Forscherin plädiert für harten Lockdown über zwei Wochen
02.12.2020
epd
epd-Gespräch: Martina Schwager

Göttingen (epd). Die Göttinger Physikerin Viola Priesemann sieht kaum noch Chancen für einen durchschlagenden Erfolg der derzeit geltenden Kontaktbeschränkungen bis Weihnachten. "Der sogenannte Lockdown light war einen Versuch wert, aber das hat nicht gereicht", sagte Priesemann im Gespräch mit dem Evangelischen Pressedienst (epd). Er habe zwar immerhin dafür gesorgt, dass die Zahl der Neuinfektionen sich auf hohem Niveau stabilisiert habe. "Aber nur mit einem konsequenten zwei- oder dreiwöchigen Lockdown lassen sich die Fallzahlen entscheidend senken."

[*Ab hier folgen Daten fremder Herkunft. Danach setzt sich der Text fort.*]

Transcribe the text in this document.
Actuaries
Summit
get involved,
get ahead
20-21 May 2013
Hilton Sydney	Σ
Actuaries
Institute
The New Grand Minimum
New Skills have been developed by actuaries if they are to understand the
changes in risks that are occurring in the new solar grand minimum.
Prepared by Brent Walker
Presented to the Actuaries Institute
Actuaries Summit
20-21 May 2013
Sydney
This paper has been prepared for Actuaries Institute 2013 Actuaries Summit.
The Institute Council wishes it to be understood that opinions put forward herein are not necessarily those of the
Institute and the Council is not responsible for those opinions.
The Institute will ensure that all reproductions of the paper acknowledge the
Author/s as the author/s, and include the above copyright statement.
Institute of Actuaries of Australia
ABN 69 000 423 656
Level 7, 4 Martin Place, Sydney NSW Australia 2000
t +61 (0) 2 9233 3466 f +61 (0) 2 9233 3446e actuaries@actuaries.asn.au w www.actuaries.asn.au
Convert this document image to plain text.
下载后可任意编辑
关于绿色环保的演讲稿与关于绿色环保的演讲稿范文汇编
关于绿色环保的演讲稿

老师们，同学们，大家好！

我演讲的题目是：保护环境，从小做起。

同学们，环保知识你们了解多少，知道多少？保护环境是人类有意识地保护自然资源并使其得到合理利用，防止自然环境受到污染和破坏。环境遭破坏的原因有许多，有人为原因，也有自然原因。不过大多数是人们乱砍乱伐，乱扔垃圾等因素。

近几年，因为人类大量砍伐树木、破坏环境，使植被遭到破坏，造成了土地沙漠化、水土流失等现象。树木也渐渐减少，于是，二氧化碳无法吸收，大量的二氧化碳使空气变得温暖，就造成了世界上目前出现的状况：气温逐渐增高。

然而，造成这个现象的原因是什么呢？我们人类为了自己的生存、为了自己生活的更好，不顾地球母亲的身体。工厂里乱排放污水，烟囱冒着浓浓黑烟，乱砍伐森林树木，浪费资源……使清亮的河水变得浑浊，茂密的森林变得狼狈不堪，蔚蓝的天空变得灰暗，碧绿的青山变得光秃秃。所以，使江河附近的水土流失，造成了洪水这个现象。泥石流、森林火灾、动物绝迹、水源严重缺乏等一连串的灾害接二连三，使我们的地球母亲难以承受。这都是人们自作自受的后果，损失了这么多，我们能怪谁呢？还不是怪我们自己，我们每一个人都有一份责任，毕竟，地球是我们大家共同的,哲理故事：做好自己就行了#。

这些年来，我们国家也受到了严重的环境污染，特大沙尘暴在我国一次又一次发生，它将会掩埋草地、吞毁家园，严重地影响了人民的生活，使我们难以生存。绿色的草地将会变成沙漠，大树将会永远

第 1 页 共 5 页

Vor allem bei den Schulen und in der Arbeitswelt sieht Priesemann noch Potenzial für Beschränkungen. Dort, wo es möglich sei, sollten Menschen konsequent aus dem Homeoffice arbeiten. Zusätzlich sollten zumindest ältere Schülerinnen und Schüler auf Homeschooling ausweichen. Auch im Einzelhandel, bei privaten Kontakten und etwa in der Erwachsenenbildung seien weitere Beschränkungen möglich, betonte die Forschungsgruppenleiterin am Max-Planck-Institut für Dynamik und Selbstorganisation in Göttingen. "Wir müssen an allen Schrauben ein Stück weiter drehen."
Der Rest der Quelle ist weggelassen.